Efficient terabyte-scale text compression via stable local consistency and parallel grammar processing

We present a highly parallelizable text compression algorithm that scales efficiently to terabyte-sized datasets. Our method builds on locally consistent grammars, a lightweight form of compression, combined with simple recompression techniques to achieve further space reductions. Locally consistent grammar algorithms are particularly suitable for scaling, as they need minimal satellite information to compact the text. We introduce a novel concept to enable parallelisation, stable local consistency. A grammar algorithm ALG is stable, if for any pattern $P$ occurring in a collection $\mathcal{T}=\{T_1, T_2, \ldots, T_k\}$, the instances $ALG(T_1), ALG(T_2), \ldots, ALG(T_k)$ independently produce cores for $P$ with the same topology. In a locally consistent grammar, the core of $P$ is a subset of nodes and edges in $\mathcal{T}$'s parse tree that remains the same in all the occurrences of $P$. This feature is important to achieve compression, but it only holds if ALG synchronises the parsing of the strings, for instance, by defining a common set of nonterminal symbols for them. Stability removes the need for synchronisation during the parsing phase. Consequently, we can run $ALG(T_1), ALG(T_2), \ldots, ALG(T_k)$ fully in parallel and then merge the resulting grammars into a single compressed output equivalent to $ALG(\mathcal{T})$. We implemented our ideas and tested them on massive datasets. Our results showed that our method could process a diverse collection of bacterial genomes (7.9 TB) in around nine hours, requiring 16 threads and 0.43 bits/symbol of working memory, producing a compressed representation 85 times smaller than the original input.
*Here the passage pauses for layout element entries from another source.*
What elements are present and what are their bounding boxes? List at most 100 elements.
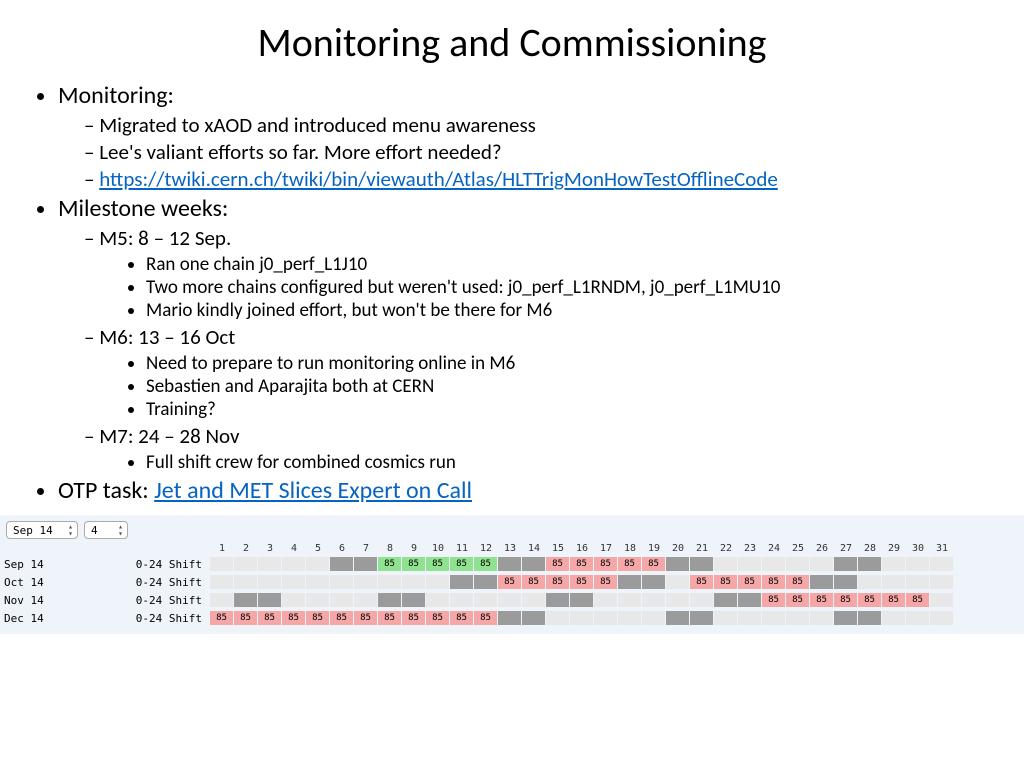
schedule-cell bbox=[210, 575, 233, 589]
month-selector[interactable]: Sep 14 ▴▾ bbox=[6, 521, 78, 539]
schedule-cell bbox=[306, 575, 329, 589]
schedule-cell bbox=[738, 593, 761, 607]
day-header-cell: 28 bbox=[858, 543, 882, 554]
schedule-cell: 85 bbox=[882, 593, 905, 607]
row-month-label: Nov 14 bbox=[4, 594, 74, 607]
m7: M7: 24 – 28 Nov Full shift crew for comb… bbox=[84, 423, 994, 474]
schedule-cell: 85 bbox=[210, 611, 233, 625]
schedule-cell: 85 bbox=[450, 611, 473, 625]
schedule-cell: 85 bbox=[762, 593, 785, 607]
day-header-cell: 30 bbox=[906, 543, 930, 554]
schedule-cell bbox=[642, 575, 665, 589]
schedule-cell: 85 bbox=[378, 611, 401, 625]
schedule-cell bbox=[210, 593, 233, 607]
day-header-cell: 5 bbox=[306, 543, 330, 554]
schedule-cell bbox=[618, 611, 641, 625]
schedule-cell bbox=[402, 575, 425, 589]
stepper-icon: ▴▾ bbox=[118, 523, 123, 537]
schedule-cell bbox=[882, 575, 905, 589]
schedule-day-header: 1234567891011121314151617181920212223242… bbox=[4, 543, 1020, 554]
schedule-cell bbox=[210, 557, 233, 571]
schedule-cell: 85 bbox=[762, 575, 785, 589]
schedule-cell bbox=[546, 593, 569, 607]
schedule-cell bbox=[906, 557, 929, 571]
m6-item: Need to prepare to run monitoring online… bbox=[146, 352, 994, 375]
day-header-cell: 6 bbox=[330, 543, 354, 554]
bullet-monitoring: Monitoring: Migrated to xAOD and introdu… bbox=[58, 81, 994, 192]
day-header-cell: 8 bbox=[378, 543, 402, 554]
schedule-cell bbox=[666, 575, 689, 589]
day-header-cell: 2 bbox=[234, 543, 258, 554]
schedule-row: Oct 140-24 Shift85858585858585858585 bbox=[4, 574, 1020, 590]
day-header-cell: 10 bbox=[426, 543, 450, 554]
otp-link[interactable]: Jet and MET Slices Expert on Call bbox=[154, 476, 472, 505]
schedule-cell bbox=[570, 593, 593, 607]
row-shift-label: 0-24 Shift bbox=[74, 576, 210, 589]
schedule-cell: 85 bbox=[834, 593, 857, 607]
schedule-cell bbox=[666, 593, 689, 607]
schedule-cell bbox=[474, 575, 497, 589]
schedule-cell: 85 bbox=[426, 557, 449, 571]
schedule-cell bbox=[498, 611, 521, 625]
schedule-cell: 85 bbox=[402, 557, 425, 571]
bullet-otp: OTP task: Jet and MET Slices Expert on C… bbox=[58, 476, 994, 505]
schedule-cell bbox=[834, 611, 857, 625]
schedule-cell: 85 bbox=[594, 575, 617, 589]
day-header-cell: 25 bbox=[786, 543, 810, 554]
day-header-cell: 31 bbox=[930, 543, 954, 554]
schedule-cell bbox=[786, 557, 809, 571]
schedule-cell bbox=[522, 611, 545, 625]
schedule-cell bbox=[930, 611, 953, 625]
schedule-cell bbox=[618, 575, 641, 589]
schedule-cell: 85 bbox=[498, 575, 521, 589]
schedule-cell bbox=[738, 611, 761, 625]
schedule-cell bbox=[426, 593, 449, 607]
schedule-cell: 85 bbox=[906, 593, 929, 607]
schedule-panel: Sep 14 ▴▾ 4 ▴▾ 1234567891011121314151617… bbox=[0, 515, 1024, 634]
row-month-label: Sep 14 bbox=[4, 558, 74, 571]
schedule-cell: 85 bbox=[522, 575, 545, 589]
day-header-cell: 18 bbox=[618, 543, 642, 554]
schedule-cell bbox=[690, 611, 713, 625]
schedule-cell bbox=[474, 593, 497, 607]
weeks-selector-value: 4 bbox=[91, 524, 98, 537]
schedule-cell: 85 bbox=[546, 575, 569, 589]
schedule-cell bbox=[498, 557, 521, 571]
schedule-cell: 85 bbox=[570, 557, 593, 571]
schedule-cell bbox=[594, 611, 617, 625]
schedule-cell bbox=[858, 575, 881, 589]
row-shift-label: 0-24 Shift bbox=[74, 594, 210, 607]
day-header-cell: 17 bbox=[594, 543, 618, 554]
schedule-cell bbox=[354, 575, 377, 589]
schedule-cell: 85 bbox=[714, 575, 737, 589]
schedule-cell bbox=[810, 557, 833, 571]
schedule-cell bbox=[282, 575, 305, 589]
page-title: Monitoring and Commissioning bbox=[30, 18, 994, 67]
schedule-cell bbox=[930, 575, 953, 589]
schedule-cell bbox=[498, 593, 521, 607]
schedule-cell: 85 bbox=[402, 611, 425, 625]
twiki-link[interactable]: https://twiki.cern.ch/twiki/bin/viewauth… bbox=[99, 166, 778, 192]
day-header-cell: 15 bbox=[546, 543, 570, 554]
m5-item: Mario kindly joined effort, but won't be… bbox=[146, 299, 994, 322]
schedule-cell bbox=[234, 575, 257, 589]
otp-prefix: OTP task: bbox=[58, 476, 154, 505]
day-header-cell: 12 bbox=[474, 543, 498, 554]
schedule-cell bbox=[834, 557, 857, 571]
schedule-cell bbox=[450, 575, 473, 589]
row-month-label: Dec 14 bbox=[4, 612, 74, 625]
day-header-cell: 22 bbox=[714, 543, 738, 554]
weeks-selector[interactable]: 4 ▴▾ bbox=[84, 521, 128, 539]
schedule-cell: 85 bbox=[642, 557, 665, 571]
day-header-cell: 24 bbox=[762, 543, 786, 554]
schedule-cell bbox=[234, 557, 257, 571]
schedule-cell bbox=[282, 557, 305, 571]
schedule-cell bbox=[258, 557, 281, 571]
schedule-cell bbox=[642, 593, 665, 607]
schedule-cell bbox=[282, 593, 305, 607]
m5: M5: 8 – 12 Sep. Ran one chain j0_perf_L1… bbox=[84, 225, 994, 322]
day-header-cell: 9 bbox=[402, 543, 426, 554]
schedule-cell: 85 bbox=[690, 575, 713, 589]
m6-item: Sebastien and Aparajita both at CERN bbox=[146, 375, 994, 398]
schedule-cell bbox=[714, 557, 737, 571]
翻译：本文提出一种高度可并行的文本压缩算法，可高效扩展至太字节规模的数据集。该方法建立在局部一致语法（一种轻量级压缩形式）的基础上，结合简单的再压缩技术以实现进一步的存储空间缩减。局部一致语法算法特别适用于大规模扩展，因其仅需极少的辅助信息即可压缩文本。我们引入了一个实现并行化的新概念——稳定局部一致性。若对于集合 $\mathcal{T}=\{T_1, T_2, \ldots, T_k\}$ 中出现的任意模式 $P$，其实例 $ALG(T_1), ALG(T_2), \ldots, ALG(T_k)$ 能独立为 $P$ 生成具有相同拓扑结构的核心，则称该语法算法 ALG 是稳定的。在局部一致语法中，$P$ 的核心是 $\mathcal{T}$ 解析树中节点与边的子集，该子集在 $P$ 的所有出现中保持不变。这一特性对实现压缩至关重要，但仅当 ALG 对字符串解析进行同步（例如为其定义公共的非终结符集合）时才成立。稳定性消除了解析阶段对同步的需求。因此，我们可以完全并行地运行 $ALG(T_1), ALG(T_2), \ldots, ALG(T_k)$，然后将生成的语法合并为与 $ALG(\mathcal{T})$ 等效的单一压缩输出。我们实现了该算法并在海量数据集上进行了测试。实验结果表明，我们的方法能在约九小时内处理包含多种细菌基因组的集合（7.9 TB），仅需 16 个线程和 0.43 比特/符号的工作内存，生成的压缩表示比原始输入小 85 倍。